I can't remember how old I was when we got cable TV, probably around eight or so; it was known as Redifusion and took Hongkong into the age of television. The black and white screen, and its accompanying wall-mounted black plastic dial, started to pop up with greater frequency in kaifong dai-pai-dongs and leung-char-po's ( neighbourhood street-stalls serving cheap food and traditional Chinese medicinal beverages ), community centres, and in the living rooms of the more fortunate. In the process it would also go on to prove Marx completely wrong by quickly becoming the preferred opiate of the people; after all, religion didn't put rice on the table, which wasn't all that easy in those days, nor could it compete with TV's undemanding and simple entertainment that also hinted at a vision, however hazy, of a better immediate future.

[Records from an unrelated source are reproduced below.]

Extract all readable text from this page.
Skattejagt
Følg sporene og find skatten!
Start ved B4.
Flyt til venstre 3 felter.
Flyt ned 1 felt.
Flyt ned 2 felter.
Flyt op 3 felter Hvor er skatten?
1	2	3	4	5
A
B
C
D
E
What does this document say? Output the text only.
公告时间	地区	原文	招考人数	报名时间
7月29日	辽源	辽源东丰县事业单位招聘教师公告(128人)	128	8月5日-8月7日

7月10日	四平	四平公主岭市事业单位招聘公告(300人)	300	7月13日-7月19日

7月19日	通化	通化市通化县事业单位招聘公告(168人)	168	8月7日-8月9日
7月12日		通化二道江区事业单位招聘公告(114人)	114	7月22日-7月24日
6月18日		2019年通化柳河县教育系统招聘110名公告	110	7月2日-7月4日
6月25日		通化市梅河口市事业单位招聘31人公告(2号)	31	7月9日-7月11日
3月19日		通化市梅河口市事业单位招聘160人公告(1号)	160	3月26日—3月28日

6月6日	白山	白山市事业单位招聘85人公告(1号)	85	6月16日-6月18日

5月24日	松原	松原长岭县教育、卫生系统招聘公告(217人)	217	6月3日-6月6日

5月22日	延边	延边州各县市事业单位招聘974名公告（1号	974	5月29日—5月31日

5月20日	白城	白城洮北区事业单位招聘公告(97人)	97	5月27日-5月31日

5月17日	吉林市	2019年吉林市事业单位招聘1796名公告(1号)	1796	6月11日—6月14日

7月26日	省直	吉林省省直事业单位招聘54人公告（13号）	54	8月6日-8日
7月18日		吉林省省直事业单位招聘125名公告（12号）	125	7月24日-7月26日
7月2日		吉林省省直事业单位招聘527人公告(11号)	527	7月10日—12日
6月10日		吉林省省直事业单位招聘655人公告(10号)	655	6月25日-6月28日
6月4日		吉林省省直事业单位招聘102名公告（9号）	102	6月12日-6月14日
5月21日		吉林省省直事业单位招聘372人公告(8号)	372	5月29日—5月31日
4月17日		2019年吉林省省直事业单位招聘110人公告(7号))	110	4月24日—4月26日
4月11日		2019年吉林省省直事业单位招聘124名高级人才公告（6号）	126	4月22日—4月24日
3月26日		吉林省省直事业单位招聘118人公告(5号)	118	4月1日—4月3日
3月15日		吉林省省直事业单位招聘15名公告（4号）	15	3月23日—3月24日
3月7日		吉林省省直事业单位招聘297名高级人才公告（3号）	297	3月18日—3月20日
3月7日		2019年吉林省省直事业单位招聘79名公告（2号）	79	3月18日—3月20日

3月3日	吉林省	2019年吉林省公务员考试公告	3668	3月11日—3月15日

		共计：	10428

Television would introduce me to to one of the icons of 50's America - the TV Cowboy. We now know of course that he was really a role-model with a hidden agenda, which was to turn young kids into clean-cut, well-behaved, and above all, nice little children, and to make a killing while he was at it, all in the name of entertainment. I was too young then to even guess at this conspiracy, of course, but one season of the Lone Ranger and Hop-a-long Cassidy, and I soon learnt how to smell a rat. They didn't smoke, didn't drink, they didn't even talk rough, which was pretty un-cowboyl-like of them. So even a city-slicker Chinese kid from East of the Yangtse could tell that they were completely clueless about what real cowboys were about; not only were they fakes, they were pretty bad at it as well, and their ridiculous costumes and immaculate grooming always gave the game away. So I came away a little wiser and added a new motto to my expanding repertoire - Ya Cain't Trust No Clean Cowboys. And then we went our separate ways.

As we were about to turn the corner into the Sixties, something called Rock and Roll appeared on my horizons, and, hoping it would hasten my entry into adolescence, I dutifully decided to look into it. The staple music diet - and diet is indeed an apt description - at that time consisted mainly of Chinese opera and "light music" (it had yet to begin its close association with elevators), so the undertaking proved to be as difficult as finding a run on Kemosabe's body suit. Redifusion, which also had a radio channel on its dial, featured one of the few weekly pop programs, so once again it became one of my portals into a brave new world. And guess what? There I would once more come face-to-face with a new generation of Clean Cowboys.

This time around they had names like Fabian, Frankie Avalon, Cliff Richard, the Kingston Trio, the Lettermen, and Bobby Vee, to name a few. By some rotten stroke of luck, their music happened to be some of the first I came across, and it very nearly brought a premature end to my interest in Rock and Roll. I couldn't quite put my finger on what it was about these guys but there was something not quite right, until images of the Lone Ranger started flashing in my head. I guess kids have a natural intuition; mine was telling me that these jokers just didn't have Soul - which is a pretty limiting defect in Rock and Roll - but more than that, they were guilty of the greater crime of not even trying to reach for it in the prime of their youth.

But, as they say, one man's meat is another man's poison, and the older teenagers lapped it up. Names like Elvisina Tender Wong and Troy Vee AuYueng soon peppered the newly popular radio request shows, and then there were the parties with ducktails and ponytails and ......well, just try and imagine Grease with a Chinatown cast. I guess a difference of a few years really is an unbridgeable gap when you're young, because I didn't get any of it and so I just watched from the sidelines.

Don't get me wrong, I knew good music was also happening - once in a blue moon I would come across fantastic stuff from people like Roy Orbison, Sam Cooke, Fats Domino and Chuck Berry, who really touched you with their music and lit up the world when I heard them - but it wasn't as mainstream and so it was difficult to get it on the radio. And in those days before cassettes and mp3's, and singles were a month's allowance a pop, that meant it might as well be on Mars, which also happened to be pretty much how far away most of us felt the U.S. to be.

Anyway the syrup brigade lasted for a couple of more years and then started to lose momentum as the singers and the music got to sound more and more like each other, which, of course, was what the adults had been trying to tell us all this time. I guess by the time even the King of Rock and Roll started hitting us with songs and movies like Blue Hawaii and Viva Las Vegas, the Cat had become a docile mouse, and the energy and vibrancy of the music had long gone. And everyone was waiting for the Next Big Thing.